I have too many goals and too many commitments. I’m finding it hard to phrase them right, they feel too nebulous. Also, things keep changing and I don’t know if that’s ok (oops – there’s my first “I don’t know!”).
Here’s some examples:
Goals and commitments – for 2017:
I want to look at myself and other people and for my/their appearance to mean nothing about who I am/who they are
I want to find peace in my relationship
I want to stop being at the mercy of envy and comparison
I find it really hard to work out actions for each of these – in the podcast workbook, for example, with the questions like “document the competing desires” and “massive daily actions”: it’s difficult to be specific with goals like these. Then, when I try to break the goals down into more specific, smaller goals, I end up with so many goals!!
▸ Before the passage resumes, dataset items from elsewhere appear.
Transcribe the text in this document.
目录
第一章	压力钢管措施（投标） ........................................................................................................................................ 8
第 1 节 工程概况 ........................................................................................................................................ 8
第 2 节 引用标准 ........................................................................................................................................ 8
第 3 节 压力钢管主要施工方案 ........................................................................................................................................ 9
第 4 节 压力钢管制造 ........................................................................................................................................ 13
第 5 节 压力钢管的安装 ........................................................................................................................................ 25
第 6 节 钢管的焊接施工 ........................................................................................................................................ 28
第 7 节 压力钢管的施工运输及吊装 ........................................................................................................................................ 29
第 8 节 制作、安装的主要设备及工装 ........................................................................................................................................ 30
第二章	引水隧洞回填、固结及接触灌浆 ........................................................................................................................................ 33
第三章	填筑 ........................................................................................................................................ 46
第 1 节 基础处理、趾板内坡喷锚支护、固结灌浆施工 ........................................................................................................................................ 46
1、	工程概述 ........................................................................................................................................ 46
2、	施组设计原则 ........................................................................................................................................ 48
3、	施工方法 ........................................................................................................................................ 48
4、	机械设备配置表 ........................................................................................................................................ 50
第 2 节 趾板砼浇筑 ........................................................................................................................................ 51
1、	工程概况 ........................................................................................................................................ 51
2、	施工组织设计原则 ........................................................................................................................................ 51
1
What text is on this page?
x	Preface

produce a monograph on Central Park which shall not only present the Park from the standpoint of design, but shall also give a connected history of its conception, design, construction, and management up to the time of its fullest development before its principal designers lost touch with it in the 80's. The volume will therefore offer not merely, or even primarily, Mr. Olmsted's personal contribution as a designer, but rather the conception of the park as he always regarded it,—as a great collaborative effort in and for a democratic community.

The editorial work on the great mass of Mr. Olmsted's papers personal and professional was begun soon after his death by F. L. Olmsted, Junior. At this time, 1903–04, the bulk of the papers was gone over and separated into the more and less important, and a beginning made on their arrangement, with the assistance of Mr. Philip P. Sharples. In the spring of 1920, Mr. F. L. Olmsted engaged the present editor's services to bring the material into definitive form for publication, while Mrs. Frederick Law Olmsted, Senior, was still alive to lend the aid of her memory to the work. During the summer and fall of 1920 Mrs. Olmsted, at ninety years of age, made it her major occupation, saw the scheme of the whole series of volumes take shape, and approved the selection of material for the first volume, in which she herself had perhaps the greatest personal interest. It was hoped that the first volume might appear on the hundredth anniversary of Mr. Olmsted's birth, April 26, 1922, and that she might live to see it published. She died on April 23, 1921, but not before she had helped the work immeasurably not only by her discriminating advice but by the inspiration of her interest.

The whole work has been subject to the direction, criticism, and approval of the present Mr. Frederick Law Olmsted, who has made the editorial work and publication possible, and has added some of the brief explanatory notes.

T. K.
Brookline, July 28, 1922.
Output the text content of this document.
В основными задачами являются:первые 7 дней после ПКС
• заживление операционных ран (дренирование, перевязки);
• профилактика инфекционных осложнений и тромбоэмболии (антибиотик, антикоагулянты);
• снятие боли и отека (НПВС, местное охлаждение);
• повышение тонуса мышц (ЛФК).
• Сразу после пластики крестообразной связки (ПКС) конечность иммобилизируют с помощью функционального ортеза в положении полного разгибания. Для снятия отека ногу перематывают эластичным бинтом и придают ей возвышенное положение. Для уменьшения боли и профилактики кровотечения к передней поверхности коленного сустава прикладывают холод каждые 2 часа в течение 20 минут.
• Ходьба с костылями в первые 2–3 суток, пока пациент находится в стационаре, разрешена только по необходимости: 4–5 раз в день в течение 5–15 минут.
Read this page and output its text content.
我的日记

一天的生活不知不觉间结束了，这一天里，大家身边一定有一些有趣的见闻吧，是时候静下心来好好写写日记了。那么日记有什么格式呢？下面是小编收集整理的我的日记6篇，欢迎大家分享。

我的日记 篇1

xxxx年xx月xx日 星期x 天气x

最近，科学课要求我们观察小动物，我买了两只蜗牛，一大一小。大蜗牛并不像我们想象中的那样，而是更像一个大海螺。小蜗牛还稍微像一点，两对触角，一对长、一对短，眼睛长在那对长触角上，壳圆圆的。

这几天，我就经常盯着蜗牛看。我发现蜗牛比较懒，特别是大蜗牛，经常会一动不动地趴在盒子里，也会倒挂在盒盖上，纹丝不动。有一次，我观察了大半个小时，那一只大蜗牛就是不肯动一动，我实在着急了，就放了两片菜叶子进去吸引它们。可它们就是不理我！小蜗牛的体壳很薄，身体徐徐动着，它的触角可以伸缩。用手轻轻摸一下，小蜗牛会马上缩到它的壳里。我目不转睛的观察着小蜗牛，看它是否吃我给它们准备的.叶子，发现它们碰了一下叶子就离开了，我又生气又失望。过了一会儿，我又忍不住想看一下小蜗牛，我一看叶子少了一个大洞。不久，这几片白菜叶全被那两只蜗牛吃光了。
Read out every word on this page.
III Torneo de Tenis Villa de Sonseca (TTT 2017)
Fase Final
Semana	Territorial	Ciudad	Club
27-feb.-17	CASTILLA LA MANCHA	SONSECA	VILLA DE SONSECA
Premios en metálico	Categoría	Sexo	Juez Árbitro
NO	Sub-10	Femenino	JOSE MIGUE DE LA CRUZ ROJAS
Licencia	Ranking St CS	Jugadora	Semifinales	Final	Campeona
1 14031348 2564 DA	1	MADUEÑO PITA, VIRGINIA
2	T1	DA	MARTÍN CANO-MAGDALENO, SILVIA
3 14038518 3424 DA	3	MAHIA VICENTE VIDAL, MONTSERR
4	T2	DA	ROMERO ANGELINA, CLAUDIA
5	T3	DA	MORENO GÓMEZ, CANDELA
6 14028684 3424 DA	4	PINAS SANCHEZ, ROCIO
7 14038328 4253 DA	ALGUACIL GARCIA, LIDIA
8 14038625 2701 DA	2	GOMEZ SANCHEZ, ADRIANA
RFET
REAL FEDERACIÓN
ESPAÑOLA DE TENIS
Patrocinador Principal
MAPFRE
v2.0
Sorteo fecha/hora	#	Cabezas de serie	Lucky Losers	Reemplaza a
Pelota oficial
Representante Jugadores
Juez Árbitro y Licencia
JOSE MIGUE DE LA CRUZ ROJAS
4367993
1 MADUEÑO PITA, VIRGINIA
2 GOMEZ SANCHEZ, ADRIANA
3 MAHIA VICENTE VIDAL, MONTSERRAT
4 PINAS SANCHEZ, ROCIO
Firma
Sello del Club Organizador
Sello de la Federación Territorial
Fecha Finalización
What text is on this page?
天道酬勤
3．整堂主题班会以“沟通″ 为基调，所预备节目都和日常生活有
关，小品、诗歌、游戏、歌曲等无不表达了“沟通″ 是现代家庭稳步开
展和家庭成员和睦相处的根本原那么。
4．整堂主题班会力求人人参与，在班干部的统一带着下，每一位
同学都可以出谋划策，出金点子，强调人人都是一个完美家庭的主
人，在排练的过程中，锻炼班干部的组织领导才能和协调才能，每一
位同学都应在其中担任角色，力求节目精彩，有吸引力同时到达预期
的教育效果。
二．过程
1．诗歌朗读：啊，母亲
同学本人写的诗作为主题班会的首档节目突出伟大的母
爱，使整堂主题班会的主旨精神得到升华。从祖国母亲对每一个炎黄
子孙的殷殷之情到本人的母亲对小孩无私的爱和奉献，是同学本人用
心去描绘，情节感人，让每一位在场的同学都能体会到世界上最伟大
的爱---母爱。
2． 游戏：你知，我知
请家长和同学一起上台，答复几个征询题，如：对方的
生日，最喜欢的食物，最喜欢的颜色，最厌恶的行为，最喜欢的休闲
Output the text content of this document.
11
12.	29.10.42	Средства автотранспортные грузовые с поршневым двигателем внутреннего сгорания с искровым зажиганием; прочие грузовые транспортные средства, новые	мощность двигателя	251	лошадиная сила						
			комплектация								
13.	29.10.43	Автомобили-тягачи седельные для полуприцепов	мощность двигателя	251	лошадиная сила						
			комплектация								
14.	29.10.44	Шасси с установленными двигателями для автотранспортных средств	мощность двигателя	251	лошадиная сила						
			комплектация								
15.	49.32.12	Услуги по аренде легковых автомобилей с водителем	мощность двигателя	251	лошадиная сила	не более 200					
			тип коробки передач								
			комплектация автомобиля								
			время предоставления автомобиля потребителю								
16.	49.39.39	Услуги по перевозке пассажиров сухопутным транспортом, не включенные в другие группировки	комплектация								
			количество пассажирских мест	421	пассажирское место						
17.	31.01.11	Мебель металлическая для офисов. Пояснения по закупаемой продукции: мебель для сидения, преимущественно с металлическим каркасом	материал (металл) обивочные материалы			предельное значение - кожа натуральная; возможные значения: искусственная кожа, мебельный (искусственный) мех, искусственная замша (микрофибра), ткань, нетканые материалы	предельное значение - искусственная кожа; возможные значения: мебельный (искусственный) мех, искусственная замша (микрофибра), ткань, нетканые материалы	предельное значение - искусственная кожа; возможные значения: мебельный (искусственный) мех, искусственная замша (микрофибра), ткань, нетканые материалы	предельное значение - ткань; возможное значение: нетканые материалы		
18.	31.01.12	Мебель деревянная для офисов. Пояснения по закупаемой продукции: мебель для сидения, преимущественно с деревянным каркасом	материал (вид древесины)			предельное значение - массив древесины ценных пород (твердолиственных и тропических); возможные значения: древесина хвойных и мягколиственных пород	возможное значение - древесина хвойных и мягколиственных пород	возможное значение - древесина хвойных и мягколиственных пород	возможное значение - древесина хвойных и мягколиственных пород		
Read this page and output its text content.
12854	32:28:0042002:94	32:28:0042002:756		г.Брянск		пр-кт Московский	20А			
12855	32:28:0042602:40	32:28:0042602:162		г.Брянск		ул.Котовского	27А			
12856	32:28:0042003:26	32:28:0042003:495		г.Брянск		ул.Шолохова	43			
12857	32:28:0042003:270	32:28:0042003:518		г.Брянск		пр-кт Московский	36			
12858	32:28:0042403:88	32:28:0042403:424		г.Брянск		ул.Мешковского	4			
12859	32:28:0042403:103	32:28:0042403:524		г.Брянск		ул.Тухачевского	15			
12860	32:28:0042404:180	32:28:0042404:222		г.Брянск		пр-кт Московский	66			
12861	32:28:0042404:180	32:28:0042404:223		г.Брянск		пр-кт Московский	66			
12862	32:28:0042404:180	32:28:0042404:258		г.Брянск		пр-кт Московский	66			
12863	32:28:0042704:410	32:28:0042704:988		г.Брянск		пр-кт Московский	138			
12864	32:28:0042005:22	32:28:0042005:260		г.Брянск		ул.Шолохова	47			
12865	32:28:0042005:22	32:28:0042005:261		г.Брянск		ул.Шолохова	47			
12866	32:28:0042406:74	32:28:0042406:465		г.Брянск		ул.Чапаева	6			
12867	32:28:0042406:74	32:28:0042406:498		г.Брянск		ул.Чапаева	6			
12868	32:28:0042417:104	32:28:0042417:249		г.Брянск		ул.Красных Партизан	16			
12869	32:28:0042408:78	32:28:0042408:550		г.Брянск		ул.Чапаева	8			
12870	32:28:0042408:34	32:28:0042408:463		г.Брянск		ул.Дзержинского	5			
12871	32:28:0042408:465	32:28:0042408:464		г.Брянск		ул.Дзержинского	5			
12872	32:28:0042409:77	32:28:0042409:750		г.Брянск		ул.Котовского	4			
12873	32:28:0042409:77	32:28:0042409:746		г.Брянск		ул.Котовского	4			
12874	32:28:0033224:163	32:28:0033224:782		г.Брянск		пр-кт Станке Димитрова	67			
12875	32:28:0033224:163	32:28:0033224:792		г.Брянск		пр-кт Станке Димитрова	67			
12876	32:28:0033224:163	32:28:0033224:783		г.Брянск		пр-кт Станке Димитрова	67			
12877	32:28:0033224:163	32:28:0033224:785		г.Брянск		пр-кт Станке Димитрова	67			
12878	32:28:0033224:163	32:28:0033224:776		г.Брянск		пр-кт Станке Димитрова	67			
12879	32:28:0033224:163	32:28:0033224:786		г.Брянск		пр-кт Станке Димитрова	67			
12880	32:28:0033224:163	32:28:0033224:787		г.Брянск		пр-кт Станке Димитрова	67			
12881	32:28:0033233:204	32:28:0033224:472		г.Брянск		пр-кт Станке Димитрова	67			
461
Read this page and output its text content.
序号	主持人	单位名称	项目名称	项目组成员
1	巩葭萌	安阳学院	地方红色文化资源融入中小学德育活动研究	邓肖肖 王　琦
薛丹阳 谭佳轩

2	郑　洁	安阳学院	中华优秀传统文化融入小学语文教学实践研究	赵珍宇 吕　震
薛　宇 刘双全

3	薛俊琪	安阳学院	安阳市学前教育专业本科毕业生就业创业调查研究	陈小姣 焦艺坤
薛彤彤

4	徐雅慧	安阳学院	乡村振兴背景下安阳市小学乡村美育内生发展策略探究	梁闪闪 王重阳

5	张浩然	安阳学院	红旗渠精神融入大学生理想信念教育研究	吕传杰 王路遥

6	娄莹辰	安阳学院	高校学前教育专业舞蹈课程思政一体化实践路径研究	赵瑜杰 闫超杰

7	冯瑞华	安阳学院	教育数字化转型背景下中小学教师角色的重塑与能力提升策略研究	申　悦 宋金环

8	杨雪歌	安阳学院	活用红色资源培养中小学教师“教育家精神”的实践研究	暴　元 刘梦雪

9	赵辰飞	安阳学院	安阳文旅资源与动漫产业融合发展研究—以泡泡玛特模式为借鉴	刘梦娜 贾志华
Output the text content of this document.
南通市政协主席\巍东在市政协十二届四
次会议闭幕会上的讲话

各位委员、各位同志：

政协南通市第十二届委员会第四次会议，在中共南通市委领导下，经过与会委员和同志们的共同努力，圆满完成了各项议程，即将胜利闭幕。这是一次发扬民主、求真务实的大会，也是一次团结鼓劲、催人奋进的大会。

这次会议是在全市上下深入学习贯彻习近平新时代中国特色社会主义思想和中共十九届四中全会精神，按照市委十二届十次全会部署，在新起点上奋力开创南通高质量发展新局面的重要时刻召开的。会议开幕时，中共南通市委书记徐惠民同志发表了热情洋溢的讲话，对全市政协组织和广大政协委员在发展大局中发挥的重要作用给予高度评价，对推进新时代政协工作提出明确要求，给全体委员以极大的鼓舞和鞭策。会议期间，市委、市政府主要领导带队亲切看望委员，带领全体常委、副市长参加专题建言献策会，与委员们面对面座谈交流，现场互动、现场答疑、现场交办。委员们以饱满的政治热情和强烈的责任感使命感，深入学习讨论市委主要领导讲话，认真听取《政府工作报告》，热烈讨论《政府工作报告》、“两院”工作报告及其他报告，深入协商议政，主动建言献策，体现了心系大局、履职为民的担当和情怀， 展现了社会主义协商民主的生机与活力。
Also, I have this goal of losing weight in Jan, which I have decided means doing a certain diet, and I have already changed the diet a bit because it was really pretty tight (about 600 cals a day) and every time I have done this diet in the past I have regained the weight. And so I think maybe a better goal is to lose weight with a less strict diet (giving up the 600 cals a day diet is massive for me, I just can’t let go of the “need” to “do it one more time and be successful this time!” thinking). But then I think “that’s just a cop out” and I take messages from your work like “come on – blow your own mind! Stick to it, you can do it. Anything more than 600 cals is BUFFERING”.
I keep moving about from: goal = lose weight to goal = not care about weight to goal = leave my partner NOW to goal = learn how to love my partner as he is……..
I’m going a bit mad, to be honest.
Thanks. Sorry I can’t come on the calls, it might be better if I could. Or perhaps it wouldn’t, as I might take up the ENTIRE call…..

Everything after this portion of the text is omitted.